The Protein Detour

By Dave Powell

For the TODAY

Hopefully, ferry services will be resumed this year for Oregon Coast Trail hikers seeking passage across Tillamook Bay. Otherwise we will still have to hike the 20 miles of Highway 101, Highway 131, and Bayocean Road from Bar Jetty to reach Cape Meares. But if we have to hike the highway alternate it will at least contain the Protein Detour, with plenty of options for cheese and jerky.

I first tasted mac and cheese in pre-school. I didn’t eat it then and, more than 65 years later, I still don’t.

Watching TV as a kid I learned the difference between American and Swiss cheese. Natasha Fatale asked Boris Badenov which he wanted. Boris chose Swiss. So, Natasha pulled out a machine gun and “aerated” a block of cheese to create Swiss.

Alton Brown in a “Good Eats” episode about cheese answered the question, “What is the most popular cheese in France?” His reply, “I have no idea, but I bet it’s runny. I bet it smells like an old sock.”

Growing up I finally tried various cheeses. My repertoire is Swiss, very sharp Cheddar, and Velveeta. Of course, mozzarella cheese is on pizza but who eats it plain?

 

Jerky

As for acquiring a taste for jerky, that started with the Scouts. It wasn’t all that great or that bad. It balanced flavor against the tougher chewing.
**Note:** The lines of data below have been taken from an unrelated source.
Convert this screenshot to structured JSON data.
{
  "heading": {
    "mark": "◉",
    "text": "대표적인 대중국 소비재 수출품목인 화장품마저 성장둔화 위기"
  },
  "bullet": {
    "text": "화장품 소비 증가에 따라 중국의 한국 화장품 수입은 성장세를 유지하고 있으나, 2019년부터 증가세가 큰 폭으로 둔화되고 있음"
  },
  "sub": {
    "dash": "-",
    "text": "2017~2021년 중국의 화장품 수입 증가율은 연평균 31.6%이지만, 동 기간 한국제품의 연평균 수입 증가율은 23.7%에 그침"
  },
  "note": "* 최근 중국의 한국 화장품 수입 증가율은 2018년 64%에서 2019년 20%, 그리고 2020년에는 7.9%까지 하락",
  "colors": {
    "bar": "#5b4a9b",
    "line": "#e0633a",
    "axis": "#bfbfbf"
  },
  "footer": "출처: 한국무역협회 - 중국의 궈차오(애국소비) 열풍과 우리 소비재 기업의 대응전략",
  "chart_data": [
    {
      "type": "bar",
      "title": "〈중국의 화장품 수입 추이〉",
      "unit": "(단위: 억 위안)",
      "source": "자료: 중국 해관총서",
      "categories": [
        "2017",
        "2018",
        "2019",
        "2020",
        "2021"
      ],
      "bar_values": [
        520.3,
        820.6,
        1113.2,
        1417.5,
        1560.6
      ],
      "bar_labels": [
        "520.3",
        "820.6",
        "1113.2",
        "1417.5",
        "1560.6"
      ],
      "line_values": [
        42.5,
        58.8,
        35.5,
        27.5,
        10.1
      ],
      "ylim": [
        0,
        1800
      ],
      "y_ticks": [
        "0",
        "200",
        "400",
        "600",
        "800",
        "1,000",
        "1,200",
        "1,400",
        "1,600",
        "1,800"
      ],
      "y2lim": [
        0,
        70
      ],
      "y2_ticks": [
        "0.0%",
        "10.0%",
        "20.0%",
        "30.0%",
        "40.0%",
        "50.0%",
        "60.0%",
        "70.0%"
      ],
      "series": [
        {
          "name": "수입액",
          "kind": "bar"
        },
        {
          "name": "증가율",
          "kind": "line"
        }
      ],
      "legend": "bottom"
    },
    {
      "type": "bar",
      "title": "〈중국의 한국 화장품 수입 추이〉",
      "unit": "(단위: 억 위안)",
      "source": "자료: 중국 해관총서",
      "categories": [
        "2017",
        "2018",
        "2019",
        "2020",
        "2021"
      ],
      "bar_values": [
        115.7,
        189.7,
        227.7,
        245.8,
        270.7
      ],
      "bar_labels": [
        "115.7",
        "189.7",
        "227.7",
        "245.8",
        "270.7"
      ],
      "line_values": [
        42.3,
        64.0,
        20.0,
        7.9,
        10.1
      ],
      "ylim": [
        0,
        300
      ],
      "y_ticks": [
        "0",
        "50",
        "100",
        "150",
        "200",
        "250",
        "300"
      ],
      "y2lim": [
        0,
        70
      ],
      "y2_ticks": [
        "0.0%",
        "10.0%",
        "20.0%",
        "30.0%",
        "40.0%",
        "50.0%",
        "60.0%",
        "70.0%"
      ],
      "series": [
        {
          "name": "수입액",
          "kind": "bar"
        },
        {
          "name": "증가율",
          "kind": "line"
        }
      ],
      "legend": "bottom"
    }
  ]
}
It does keep one’s tummy feeling full.

As you head south from Garibaldi about six miles later you reach Bay City, and Tillamook Country Smoker. Although the factory doesn’t have a tour — the prices in the outlet store are worth stopping in. From small twin packs of the smoked sausages to larger 10-ounce packages, protein for your muscles comes in a multitude of flavors — my favorite is Teriyaki.

 

Cheese

About three miles south of Bay City’s Tillamook Smoker is the Tillamook Creamery. Farmer owned since 1909 it is hard to miss. The large building has on the second floor an observation area so you can watch the process of turning milk to cheese. It also has samples — three different sealed Cheddar styles you can take on the road were the choices. Other cheeses are found on the first floor, along with other snacks and merchandising (where Mel Brooks as Yogurt in Space Balls says the real money is made). The large ice cream parlor section and the regular checkout line are short waits. I walked out with a package of 10 smaller extra sharp Cheddar for later hikes, a larger Cheddar for crackers at home, and a merchandising postcard “I came, I saw, I con-curd.”

About another mile to the south is Blue Heron Cheese. Besides cheese, it has wines, a small animal farm and a candy store. Among the cheese choices besides their Brie is Wensleydale— known from Wallace and Gromit. In the 1990s, sales of Wensleydale cheese from the Wensleydale Creamery had fallen so low that production in the last dairy in Wensleydale itself was at risk of being suspended. Thanks to the popular Wallace and Gromit animated shorts, the company survived.

Blue Heron’s selection is less aimed for hikers. So, I spend more time in their candy store, which features an eclectic selection that should meet everyone’s tastes. There, I found a grape scented pen. When all the protein choices of this detour have been eaten — the scent of the grape pen will still be present for months.

To quote authors Jessie Jones, Jamie Wooten and Nicholas Hope in their play, “The Savannah Sipping Society,” which just finished its run at Lincoln City’s Theatre West. The final word is “Fromage!”